We got through customs after a thirty minute wait then collected our waiting cases.
We grouped outside where we were asked to complete a registration form before being shown to our coach. Once again I witnessed the culture of helpers wanting tips, with a guy grabbing my case, moving it five yards and expecting a tip. I acted as if I didn’t have any change, grabbed my case and put it on the coach. We soon set off towards the MS Da Vinci, with a guide giving us a rundown of Luxor and the agenda for the evening. We arrived at the boat after about 30 minutes drive and were welcomed aboard with a fruit drink made from Hibiscus, which was quite pleasant. We watched a short ‘safety’ video which made us chuckle, “the tourist will do this”, “the tourist will enjoy themselves”, and “old people should take care around the boat”. Somehow the seriousness of the message was lost in translation.
We collected our cabin key (323) and a porter took our bags to the room. Again he looked eagerly at my pocket and I succumbed and gave him a couple of quid. This could be an expensive tipping week.

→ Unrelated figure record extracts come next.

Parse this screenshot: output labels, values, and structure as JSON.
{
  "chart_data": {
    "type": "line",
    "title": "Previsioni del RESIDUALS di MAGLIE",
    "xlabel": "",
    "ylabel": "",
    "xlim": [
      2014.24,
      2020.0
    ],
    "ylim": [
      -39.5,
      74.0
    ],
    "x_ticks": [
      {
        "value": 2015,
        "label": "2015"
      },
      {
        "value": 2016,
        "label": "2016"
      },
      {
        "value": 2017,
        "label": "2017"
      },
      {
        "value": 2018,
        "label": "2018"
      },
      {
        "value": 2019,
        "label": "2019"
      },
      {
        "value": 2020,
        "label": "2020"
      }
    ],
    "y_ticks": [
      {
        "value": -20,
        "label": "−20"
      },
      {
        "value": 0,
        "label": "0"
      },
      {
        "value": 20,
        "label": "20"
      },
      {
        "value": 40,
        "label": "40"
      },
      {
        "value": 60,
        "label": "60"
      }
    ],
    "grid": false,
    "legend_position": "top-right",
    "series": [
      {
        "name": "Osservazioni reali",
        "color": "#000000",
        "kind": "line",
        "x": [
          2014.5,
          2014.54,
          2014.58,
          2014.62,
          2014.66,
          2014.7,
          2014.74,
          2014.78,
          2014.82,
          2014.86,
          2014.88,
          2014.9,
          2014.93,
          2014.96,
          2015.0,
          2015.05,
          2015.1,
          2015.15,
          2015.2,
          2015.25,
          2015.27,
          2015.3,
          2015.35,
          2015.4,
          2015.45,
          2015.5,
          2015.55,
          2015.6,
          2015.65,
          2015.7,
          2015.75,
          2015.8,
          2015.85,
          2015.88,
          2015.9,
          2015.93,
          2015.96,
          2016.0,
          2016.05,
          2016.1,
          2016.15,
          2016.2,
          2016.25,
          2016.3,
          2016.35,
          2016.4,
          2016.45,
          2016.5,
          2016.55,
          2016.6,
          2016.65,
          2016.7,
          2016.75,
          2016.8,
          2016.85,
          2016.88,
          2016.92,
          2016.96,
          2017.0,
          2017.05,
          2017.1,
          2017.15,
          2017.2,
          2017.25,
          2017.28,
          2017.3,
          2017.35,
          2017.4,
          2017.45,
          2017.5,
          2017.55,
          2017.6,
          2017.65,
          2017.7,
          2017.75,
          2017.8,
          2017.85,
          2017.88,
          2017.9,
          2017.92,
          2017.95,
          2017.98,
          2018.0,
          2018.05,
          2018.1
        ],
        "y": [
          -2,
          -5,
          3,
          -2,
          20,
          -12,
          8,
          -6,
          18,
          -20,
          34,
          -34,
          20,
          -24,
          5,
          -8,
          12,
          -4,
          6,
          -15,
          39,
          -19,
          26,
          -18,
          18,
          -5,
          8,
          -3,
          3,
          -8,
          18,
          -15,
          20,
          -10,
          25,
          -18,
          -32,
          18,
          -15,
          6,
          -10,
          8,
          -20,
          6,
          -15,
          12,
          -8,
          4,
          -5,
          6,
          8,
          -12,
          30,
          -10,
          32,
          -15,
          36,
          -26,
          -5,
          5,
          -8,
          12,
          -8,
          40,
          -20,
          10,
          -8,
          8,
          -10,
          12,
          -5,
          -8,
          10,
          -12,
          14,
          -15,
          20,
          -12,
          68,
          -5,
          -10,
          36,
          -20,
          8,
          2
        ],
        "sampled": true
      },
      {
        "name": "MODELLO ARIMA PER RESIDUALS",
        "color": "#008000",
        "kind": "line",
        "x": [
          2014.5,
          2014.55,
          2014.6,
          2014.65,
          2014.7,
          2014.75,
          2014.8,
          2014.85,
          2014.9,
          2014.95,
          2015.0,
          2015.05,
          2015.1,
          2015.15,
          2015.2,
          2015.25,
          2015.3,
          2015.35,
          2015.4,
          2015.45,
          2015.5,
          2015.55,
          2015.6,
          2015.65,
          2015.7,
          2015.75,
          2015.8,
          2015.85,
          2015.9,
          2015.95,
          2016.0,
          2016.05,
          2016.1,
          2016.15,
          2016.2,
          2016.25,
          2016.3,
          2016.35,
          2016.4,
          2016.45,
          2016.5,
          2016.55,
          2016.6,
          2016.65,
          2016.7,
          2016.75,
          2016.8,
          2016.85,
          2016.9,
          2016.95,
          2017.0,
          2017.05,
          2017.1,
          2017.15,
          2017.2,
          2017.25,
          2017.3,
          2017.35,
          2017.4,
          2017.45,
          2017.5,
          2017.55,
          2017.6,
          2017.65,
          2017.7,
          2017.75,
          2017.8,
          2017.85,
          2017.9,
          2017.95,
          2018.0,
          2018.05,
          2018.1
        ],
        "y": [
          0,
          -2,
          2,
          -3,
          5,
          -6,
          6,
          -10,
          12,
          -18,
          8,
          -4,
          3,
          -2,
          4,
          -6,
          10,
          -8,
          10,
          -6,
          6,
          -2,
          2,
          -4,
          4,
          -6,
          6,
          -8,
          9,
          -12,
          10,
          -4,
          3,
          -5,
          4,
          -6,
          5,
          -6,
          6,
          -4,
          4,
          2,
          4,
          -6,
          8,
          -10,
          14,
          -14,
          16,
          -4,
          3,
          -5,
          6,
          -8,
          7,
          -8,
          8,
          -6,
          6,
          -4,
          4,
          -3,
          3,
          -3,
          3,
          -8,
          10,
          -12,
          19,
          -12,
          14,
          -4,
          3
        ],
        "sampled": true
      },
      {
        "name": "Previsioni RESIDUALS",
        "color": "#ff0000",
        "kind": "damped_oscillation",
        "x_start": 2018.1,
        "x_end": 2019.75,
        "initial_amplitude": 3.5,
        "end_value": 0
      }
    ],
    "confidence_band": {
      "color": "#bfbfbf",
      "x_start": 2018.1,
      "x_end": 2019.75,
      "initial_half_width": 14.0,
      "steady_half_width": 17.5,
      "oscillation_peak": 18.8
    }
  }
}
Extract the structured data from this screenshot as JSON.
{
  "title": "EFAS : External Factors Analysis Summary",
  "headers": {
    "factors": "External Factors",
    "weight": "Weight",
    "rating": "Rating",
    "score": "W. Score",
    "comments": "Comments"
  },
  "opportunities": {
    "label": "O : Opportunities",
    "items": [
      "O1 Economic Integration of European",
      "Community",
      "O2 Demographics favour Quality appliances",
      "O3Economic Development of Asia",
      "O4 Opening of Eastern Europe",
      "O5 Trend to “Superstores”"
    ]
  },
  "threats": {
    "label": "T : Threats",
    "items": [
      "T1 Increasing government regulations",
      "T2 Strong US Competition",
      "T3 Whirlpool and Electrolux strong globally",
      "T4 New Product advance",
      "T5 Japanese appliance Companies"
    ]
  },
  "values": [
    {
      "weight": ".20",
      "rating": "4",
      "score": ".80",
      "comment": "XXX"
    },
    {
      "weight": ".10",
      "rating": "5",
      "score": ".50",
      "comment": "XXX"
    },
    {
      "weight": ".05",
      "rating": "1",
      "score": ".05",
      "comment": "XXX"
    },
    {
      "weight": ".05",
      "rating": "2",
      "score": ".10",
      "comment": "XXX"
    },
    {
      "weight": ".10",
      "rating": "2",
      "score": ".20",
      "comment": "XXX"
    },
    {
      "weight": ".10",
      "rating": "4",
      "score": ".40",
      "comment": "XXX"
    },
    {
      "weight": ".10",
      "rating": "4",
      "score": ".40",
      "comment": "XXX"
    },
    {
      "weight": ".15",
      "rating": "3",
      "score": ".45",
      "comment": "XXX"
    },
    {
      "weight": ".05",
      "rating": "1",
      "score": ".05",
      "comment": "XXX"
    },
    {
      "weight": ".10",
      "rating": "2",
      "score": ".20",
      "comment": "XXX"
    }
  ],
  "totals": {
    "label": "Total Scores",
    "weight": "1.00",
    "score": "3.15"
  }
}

Our twin room was nicely furnished, with a TV, fridge and fully air conditioned. In fact it was so cold I switched it off before we both had showers for fear of freezing. We dressed for dinner and then set off to the restaurant, which we were told was at 7.30pm.
At bang on the stated time a dinner bell rang to indicate that we could move into the dining room. We were allocated a table (number 4) with another three couples and told by our dinner guide that we would stay on that table for the duration of the holiday. We were then offered drinks and told by our waiter Mohammed that we could save half a bottle for tomorrow. So that told us. We all introduced ourselves on the table and then asked for any dietary requests. Obviously my Coeliac condition sparked a topic of conversation and straight away I was singled out as needing different food. Sabya (our dining matre d) turned my soup bowl over suggesting I couldn’t have what everyone else was having. But to my surprise I was then served a vegetarian soup which was ok. Soon after everyone else was served chicken soup. The main course was chicken, rice, salad and peppers followed by fresh fruit. Again this was served before everyone else but it all looked the same to me. I couldn’t have any other deserts which did look nice. Oh well.
After dinner we had a quick look up on deck before the welcome meeting with our tour guide, Mustafa who gave us the itinerary for the week.
He discussed the trips in his best English; some of the phrases such as…”very good value for the money”, when talking about the camel ride, “have bird eye view” when up in a hot air balloon” and his diplomatic way of saying about rogues conning the tourists “another way of deceiving peoples”. Then the great news that the first excursion starts at 6.30am with a 5.30am alarm call. Wonderful.